Sex outside the covenant of marriage, between one man and one woman, is sin. Sex began at such a young age for me and occupied my mind and activities for 22 years. To those boys, who fell prey to my unquenchable lusts, so many years ago, please know how sorry I am. I hurt you – spiritually, psychologically, and physically. I was wrong! I sinned against you and God. To the adult men, withwhom I engaged sexually over the course of my twenties, though legally consensual, I was wrong. I am sorry. You may or may not feel that I sinned against you, but I did. And not only you; I transgressed against the true and living God. To all those family and friends who have been hurt by my degrading choices, I regret the pain I have caused. To all, I ask your forgiveness?

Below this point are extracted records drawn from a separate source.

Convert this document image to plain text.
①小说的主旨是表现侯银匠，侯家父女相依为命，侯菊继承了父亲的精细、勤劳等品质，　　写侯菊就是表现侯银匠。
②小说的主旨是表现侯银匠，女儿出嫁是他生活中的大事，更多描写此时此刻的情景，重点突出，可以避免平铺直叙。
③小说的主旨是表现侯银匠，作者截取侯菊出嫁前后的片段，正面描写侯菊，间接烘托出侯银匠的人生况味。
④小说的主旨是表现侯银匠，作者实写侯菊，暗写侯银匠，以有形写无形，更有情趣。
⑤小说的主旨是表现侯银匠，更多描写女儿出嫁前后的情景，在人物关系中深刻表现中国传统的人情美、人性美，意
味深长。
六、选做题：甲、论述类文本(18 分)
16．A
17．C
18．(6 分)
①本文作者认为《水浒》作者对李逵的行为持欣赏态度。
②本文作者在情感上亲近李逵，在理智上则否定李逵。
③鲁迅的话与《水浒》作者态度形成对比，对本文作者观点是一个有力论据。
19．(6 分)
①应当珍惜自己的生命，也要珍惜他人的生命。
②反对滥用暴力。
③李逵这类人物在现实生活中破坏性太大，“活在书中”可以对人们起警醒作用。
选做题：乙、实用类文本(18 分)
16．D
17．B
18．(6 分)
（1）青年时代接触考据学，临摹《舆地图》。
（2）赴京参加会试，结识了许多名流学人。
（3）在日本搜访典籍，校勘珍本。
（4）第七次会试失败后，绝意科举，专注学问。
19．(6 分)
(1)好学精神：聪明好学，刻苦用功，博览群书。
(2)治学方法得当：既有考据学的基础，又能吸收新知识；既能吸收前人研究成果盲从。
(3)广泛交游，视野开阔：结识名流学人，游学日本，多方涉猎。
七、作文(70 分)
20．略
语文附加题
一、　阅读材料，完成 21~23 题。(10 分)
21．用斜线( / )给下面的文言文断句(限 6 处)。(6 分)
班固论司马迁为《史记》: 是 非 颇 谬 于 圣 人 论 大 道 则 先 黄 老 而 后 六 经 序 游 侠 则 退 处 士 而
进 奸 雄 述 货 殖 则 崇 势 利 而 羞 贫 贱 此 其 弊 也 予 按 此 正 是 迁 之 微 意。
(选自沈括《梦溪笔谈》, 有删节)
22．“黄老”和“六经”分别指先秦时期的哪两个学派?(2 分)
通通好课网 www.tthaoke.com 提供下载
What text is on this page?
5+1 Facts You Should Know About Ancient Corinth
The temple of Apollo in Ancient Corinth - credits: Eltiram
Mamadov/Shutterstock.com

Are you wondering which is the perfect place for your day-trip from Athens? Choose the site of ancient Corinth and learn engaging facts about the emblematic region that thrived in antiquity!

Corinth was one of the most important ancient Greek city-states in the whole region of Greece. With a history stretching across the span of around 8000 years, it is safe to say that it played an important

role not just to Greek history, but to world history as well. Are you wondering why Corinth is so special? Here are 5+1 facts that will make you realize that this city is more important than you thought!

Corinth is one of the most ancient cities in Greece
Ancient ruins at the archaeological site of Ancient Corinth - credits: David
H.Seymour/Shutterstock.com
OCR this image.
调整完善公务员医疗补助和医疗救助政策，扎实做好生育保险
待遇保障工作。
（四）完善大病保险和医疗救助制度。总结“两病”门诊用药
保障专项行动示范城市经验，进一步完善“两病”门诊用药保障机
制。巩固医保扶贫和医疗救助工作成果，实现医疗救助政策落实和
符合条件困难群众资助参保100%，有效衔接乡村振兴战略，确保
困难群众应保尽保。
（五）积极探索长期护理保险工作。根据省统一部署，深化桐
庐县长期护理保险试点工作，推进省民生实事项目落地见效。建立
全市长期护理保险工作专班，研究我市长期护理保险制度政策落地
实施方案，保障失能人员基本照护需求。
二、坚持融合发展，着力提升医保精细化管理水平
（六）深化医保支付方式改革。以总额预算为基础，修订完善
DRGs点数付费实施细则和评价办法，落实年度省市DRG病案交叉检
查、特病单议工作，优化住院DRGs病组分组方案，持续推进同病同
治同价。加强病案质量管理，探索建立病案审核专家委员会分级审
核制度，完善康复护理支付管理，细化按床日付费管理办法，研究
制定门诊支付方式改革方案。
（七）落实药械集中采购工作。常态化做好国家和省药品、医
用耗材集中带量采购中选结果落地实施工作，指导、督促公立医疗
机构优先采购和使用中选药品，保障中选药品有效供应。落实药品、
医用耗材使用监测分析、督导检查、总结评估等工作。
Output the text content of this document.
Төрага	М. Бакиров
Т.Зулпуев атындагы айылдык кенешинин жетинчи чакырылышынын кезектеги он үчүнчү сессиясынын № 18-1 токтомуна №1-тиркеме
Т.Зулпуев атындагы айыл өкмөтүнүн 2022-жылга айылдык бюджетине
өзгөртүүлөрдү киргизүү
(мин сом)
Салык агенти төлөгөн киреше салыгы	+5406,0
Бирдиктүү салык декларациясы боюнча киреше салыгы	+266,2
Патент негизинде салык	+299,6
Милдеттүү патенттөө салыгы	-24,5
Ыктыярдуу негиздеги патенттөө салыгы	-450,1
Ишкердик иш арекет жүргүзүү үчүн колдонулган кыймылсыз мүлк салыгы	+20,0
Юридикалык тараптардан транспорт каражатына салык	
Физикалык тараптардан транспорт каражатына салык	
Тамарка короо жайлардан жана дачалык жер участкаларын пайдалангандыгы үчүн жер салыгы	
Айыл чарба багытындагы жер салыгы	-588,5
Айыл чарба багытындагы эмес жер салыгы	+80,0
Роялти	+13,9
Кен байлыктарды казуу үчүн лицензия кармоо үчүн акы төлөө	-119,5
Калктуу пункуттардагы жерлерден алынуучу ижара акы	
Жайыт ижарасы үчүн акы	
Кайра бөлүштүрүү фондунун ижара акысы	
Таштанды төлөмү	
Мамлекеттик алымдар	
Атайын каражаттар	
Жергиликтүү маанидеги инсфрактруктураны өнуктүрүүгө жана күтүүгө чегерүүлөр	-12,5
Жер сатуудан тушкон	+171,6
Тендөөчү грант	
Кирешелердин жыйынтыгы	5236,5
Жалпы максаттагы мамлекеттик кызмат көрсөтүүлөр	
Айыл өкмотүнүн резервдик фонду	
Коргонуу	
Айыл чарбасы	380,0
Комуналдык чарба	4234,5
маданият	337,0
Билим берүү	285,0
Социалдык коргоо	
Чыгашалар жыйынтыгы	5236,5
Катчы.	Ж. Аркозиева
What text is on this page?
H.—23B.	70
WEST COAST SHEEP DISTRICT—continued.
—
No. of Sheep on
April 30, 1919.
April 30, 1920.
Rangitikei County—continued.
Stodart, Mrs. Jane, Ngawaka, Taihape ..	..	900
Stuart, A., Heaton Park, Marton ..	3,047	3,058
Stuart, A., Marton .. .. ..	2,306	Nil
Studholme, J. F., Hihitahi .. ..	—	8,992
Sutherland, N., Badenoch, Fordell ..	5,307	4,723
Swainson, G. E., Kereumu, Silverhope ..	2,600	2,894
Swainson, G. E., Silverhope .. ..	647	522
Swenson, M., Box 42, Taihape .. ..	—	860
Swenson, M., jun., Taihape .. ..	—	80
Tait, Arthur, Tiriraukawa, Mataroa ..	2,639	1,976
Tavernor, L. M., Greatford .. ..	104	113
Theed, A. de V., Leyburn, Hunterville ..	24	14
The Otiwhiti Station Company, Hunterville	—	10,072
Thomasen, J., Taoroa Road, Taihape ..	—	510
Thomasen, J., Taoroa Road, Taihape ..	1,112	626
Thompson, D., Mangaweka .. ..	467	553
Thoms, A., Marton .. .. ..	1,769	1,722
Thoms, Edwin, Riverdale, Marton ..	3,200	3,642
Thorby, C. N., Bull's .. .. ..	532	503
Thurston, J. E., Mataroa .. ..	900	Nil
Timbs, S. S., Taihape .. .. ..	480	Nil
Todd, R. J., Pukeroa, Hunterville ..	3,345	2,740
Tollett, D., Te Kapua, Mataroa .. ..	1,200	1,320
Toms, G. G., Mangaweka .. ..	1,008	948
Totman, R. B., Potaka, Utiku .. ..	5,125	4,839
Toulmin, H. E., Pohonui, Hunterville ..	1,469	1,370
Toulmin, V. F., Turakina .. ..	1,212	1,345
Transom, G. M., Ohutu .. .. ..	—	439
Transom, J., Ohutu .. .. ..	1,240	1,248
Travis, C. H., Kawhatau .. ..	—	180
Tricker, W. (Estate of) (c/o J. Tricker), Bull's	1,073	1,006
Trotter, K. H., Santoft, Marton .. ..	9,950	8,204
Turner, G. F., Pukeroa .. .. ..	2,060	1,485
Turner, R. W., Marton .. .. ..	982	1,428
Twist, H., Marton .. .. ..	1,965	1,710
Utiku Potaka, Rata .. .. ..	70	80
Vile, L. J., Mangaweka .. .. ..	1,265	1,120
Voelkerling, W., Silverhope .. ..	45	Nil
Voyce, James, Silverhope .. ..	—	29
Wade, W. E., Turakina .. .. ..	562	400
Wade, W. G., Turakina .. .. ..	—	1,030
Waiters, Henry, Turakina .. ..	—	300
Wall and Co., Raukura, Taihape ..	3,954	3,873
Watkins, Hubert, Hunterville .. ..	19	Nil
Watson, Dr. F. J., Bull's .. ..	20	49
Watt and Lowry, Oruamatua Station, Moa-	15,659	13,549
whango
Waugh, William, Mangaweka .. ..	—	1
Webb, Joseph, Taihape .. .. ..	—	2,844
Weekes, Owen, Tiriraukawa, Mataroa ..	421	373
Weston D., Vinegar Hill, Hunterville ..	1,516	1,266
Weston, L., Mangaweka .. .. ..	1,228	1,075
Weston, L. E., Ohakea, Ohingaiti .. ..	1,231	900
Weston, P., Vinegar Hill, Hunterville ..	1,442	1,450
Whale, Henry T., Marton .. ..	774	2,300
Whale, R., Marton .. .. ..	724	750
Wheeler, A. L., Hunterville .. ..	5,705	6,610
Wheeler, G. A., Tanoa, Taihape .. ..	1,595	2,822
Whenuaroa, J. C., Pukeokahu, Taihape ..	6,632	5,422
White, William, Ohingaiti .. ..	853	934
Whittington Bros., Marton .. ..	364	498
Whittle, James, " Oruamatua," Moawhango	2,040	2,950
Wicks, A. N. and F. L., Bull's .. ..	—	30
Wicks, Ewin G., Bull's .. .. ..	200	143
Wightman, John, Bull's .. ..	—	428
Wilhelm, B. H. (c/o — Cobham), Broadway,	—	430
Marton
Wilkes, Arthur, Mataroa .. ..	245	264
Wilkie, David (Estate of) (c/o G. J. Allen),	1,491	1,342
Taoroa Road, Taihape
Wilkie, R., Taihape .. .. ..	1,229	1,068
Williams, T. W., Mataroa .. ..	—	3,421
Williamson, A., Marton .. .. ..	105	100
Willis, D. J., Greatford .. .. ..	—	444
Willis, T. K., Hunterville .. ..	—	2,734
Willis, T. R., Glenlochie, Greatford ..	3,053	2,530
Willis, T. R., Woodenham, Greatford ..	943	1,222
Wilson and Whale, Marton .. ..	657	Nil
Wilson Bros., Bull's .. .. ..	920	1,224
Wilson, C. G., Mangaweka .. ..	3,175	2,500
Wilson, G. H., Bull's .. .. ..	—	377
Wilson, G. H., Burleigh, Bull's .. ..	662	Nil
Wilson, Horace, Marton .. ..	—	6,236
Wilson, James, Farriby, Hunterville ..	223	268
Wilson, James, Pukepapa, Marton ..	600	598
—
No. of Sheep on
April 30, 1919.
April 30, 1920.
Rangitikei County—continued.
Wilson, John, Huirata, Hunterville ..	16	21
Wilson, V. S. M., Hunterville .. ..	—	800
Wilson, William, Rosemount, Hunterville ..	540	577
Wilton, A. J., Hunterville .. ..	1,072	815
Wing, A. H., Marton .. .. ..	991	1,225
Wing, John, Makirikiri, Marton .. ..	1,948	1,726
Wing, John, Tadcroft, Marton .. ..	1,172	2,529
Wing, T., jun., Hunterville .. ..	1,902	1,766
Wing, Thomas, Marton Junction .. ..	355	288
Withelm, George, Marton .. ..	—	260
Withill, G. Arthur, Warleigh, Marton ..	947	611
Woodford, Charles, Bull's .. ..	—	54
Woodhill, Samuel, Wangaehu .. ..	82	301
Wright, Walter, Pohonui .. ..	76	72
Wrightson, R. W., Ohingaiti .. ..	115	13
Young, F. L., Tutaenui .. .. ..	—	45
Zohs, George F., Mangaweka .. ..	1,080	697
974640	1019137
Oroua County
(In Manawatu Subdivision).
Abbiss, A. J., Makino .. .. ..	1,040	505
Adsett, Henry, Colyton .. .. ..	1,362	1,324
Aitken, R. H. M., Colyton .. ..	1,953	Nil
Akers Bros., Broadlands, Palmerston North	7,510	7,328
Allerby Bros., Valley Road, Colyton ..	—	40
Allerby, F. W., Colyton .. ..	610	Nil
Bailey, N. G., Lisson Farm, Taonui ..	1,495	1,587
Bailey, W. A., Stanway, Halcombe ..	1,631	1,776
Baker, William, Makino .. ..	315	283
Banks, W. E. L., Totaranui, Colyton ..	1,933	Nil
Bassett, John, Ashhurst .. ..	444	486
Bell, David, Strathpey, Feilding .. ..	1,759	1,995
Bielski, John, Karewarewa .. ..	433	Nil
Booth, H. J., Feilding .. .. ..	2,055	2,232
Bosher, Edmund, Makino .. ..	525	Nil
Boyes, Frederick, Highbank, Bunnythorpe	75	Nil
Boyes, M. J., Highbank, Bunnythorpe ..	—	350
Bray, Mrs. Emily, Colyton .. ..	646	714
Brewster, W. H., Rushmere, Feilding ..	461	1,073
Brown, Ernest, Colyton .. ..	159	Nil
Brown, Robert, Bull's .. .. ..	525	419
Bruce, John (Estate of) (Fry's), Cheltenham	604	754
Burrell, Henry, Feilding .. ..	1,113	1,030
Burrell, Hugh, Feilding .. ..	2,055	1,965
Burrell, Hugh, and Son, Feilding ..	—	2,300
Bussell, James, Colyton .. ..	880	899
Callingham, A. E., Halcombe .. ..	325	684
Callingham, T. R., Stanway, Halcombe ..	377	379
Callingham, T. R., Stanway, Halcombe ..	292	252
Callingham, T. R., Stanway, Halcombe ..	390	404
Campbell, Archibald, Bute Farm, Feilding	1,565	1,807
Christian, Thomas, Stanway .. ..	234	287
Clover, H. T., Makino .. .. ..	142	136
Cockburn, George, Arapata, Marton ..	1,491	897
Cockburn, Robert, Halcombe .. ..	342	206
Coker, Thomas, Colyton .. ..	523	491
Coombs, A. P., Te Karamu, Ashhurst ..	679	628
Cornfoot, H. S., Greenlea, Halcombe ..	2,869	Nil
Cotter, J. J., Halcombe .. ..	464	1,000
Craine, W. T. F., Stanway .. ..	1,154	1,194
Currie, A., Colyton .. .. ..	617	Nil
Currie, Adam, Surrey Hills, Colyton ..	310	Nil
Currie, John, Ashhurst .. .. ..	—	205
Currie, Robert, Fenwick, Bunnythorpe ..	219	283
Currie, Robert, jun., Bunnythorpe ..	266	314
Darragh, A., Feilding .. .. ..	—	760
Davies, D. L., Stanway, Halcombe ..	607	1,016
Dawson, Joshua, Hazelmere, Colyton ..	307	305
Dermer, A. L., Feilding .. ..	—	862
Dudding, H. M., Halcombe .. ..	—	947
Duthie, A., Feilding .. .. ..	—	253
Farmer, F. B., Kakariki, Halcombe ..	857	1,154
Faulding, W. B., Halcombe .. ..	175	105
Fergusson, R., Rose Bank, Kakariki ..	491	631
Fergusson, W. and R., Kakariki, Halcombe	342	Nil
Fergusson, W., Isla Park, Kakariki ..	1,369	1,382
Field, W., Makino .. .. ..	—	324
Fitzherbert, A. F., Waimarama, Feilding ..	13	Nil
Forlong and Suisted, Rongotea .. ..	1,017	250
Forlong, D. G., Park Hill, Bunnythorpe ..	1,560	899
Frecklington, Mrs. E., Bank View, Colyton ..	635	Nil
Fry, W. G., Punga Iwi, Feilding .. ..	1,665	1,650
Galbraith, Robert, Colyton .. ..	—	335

No! I am not asking you to forget, though I am sure you wish you could. I am not asking you to pretend it never happened. I am not seeking absolution, for I have already received forgiveness through the blood of Jesus Christ. I am asking that you forgive my sin against you and those whom you love, because it is the right thing to do. Forgiveness is remedial care for both you and me.
I do not blame you for being angry at the monster I once was. I’m quite mad at him too! I deserve the wrath of God and hell. But like all who are truly born of God, I am eternally grateful for Jesus’ forgiveness and Life.
Taking responsibility for my actions is part of my own growth; yet maybe it will help you find some sense of relief and healing. The brokenness of my own soul, can’t excuse my choices. There is nothing I can ever do to make restitution. I cannot, bring healing to all the damaged emotions that maybe ripping your soul to pieces. What I can do is say – I’m sorry! Please forgive me?